There are also those here who are knowledgeable that suggest installing GOS's Google apps and using the Play Store due to the security checks Google employs, but like you, i do not want Google anything on my device and, again, we run into the non-free asset problem with the Play Store.

Draiodoir lowering any risk of getting viruses/malware/spyware

Depends what you consider malware. In my case, I consider ads malware (code that isn't required for an app to function) which means the Play Store is loaded with malware from my POV.

Johnnyloans

Draiodoir

All 3 app stores are safe for you. If any app you want is particularly worrying whether it's file, photo, or network permission, then do a little research on if it's a brand new project or trusted by the community etc.

Dumdum

vtek used to use Obtainium for all my apps, however I found it could be a bit cumbersome at times and there's no assurances that apps are free of non-free services and assets and i'm not about to go through the source code of every thing I install, much less every time an app is updated, mainly because I'm not capable!
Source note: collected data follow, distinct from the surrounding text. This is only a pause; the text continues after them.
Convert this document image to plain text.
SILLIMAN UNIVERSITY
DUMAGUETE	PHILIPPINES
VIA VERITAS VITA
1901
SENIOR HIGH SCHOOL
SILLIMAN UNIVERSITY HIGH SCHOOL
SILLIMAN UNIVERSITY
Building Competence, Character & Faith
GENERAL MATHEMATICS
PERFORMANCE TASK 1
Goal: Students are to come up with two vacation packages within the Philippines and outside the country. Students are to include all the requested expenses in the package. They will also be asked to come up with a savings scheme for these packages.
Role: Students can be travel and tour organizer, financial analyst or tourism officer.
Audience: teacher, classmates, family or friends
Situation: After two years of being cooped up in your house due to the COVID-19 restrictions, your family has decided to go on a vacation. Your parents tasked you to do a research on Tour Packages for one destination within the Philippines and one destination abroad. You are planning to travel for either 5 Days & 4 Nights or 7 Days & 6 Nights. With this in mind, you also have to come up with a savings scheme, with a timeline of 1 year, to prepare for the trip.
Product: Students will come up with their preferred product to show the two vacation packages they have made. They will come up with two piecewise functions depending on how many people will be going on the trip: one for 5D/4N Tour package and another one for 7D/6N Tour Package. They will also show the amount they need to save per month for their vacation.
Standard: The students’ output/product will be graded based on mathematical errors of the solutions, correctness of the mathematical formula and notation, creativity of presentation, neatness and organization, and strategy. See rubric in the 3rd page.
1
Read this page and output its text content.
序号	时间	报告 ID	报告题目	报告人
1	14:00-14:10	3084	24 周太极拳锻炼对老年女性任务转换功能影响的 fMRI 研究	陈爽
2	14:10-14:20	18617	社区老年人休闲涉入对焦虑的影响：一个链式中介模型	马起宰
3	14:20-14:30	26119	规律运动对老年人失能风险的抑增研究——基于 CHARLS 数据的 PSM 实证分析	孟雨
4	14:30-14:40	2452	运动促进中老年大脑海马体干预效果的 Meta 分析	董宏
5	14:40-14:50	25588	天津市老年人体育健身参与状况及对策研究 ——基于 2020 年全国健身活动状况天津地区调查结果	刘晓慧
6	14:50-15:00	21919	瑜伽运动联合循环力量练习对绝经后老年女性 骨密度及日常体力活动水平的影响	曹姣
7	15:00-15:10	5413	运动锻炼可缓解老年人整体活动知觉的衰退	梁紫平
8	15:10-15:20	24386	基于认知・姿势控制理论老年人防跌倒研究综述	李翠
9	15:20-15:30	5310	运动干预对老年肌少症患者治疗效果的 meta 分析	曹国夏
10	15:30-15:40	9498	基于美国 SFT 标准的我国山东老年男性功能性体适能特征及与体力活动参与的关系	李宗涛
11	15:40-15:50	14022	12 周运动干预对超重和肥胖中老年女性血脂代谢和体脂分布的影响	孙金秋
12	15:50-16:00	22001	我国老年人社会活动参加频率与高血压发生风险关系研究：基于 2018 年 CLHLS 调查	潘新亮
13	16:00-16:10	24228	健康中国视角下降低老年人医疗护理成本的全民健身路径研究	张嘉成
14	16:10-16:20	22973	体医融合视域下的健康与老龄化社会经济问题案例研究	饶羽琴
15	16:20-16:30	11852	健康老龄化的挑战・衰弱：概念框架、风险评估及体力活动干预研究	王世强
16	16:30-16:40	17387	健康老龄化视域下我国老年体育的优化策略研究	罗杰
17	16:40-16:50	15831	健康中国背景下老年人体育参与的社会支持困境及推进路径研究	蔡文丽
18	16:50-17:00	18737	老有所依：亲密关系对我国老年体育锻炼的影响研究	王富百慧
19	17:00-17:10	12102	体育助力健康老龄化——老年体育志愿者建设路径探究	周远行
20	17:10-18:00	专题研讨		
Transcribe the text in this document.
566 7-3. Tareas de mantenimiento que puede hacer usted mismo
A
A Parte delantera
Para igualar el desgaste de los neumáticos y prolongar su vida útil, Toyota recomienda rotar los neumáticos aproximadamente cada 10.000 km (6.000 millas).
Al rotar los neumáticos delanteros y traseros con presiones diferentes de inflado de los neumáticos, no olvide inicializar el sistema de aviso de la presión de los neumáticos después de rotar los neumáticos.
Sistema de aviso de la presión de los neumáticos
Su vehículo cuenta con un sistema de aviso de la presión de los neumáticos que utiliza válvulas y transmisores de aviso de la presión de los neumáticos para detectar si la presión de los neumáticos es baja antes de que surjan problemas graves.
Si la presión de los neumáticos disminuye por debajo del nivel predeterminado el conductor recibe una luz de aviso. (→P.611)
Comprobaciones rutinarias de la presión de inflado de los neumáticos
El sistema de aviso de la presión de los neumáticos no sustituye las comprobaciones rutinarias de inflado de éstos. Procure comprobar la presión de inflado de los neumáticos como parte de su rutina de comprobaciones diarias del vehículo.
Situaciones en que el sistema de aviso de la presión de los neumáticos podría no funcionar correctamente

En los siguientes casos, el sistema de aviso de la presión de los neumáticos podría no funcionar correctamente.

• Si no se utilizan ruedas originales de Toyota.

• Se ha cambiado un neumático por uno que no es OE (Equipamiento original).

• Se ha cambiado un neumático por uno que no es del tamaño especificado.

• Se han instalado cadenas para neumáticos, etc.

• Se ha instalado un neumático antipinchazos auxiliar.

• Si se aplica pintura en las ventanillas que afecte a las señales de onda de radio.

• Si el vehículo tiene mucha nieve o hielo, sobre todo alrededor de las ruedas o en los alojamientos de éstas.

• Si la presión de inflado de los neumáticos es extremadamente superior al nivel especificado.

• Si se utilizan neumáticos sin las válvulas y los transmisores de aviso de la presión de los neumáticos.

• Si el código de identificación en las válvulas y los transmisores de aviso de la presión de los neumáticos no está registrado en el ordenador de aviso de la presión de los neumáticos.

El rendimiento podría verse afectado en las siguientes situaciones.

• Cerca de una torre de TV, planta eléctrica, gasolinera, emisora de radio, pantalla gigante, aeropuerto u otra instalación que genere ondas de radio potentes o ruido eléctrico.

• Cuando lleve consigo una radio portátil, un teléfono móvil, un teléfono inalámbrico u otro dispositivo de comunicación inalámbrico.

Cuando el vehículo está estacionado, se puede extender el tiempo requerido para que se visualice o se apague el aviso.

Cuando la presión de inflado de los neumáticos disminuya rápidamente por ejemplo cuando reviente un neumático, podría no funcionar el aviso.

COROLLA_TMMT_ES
RandByte I use Obtainium for a small handful of apps not available in F-Droid

You can install Fdroid apps through Obtainium as well.

RandByte

I agree with @vtek here. I mainly use F-Droid through Droid-ify - https://f-droid.org/packages/com.looker.droidify/ - which I like very much. I use Obtainium for a small handful of apps not available in F-Droid and finally AuroraStore for 2 apps only available on the PlayStore.

So far so good this way, I have nothing to complain about. 99% of FOSS apps and Rethink - https://github.com/celzero/rethink-app - to keep everyone in check.

BTW, the logs feature of Rethink allows me to say with a high degree of certainty that 100% of the FOSS apps I use on my phone behave really nicely and don't try to sneak up behind my back. Only 1 or 2 have a builtin "check for update" call to api.github.com from time to time which is blocked as I want to keep F-Droid as the main supplier.

gristle-cause

Hey, welcome to the forum. I recommend taking some time to search through the archives:

https://discuss.grapheneos.org/d/30180-is-using-obtanium-or-getting-apks-from-git-repos-is-less-secure-than-f-droid

https://discuss.grapheneos.org/d/4901-secure-app-updates-via-droidifyobtaniumrss

https://discuss.grapheneos.org/d/26827-use-obtanium-with-f-droid-as-source-or-f-droid-itself

https://discuss.grapheneos.org/d/11439-f-droid-vsor-droid-ify

https://discuss.grapheneos.org/d/16589-obtainium-f-droid-basic-or-other-for-installing-f-droid-exclusive-apps

https://discuss.grapheneos.org/d/20212-f-droid-security-in-simple-words

https://discuss.grapheneos.org/d/16900-f-droid-app-vs-aurora-store-app

RandByte

Dumdum You can install Fdroid apps through Obtainium as well.

I know but I don't want that! Obtainium is throttled by GitHub and I don't want to have an account for an API key.

And there are numerous examples, already cited in this thread, why F-Droid is sometimes better because it removes/disables unwanted features in apps or enable full access on other ones. Take a look at OsmAnd~ and others.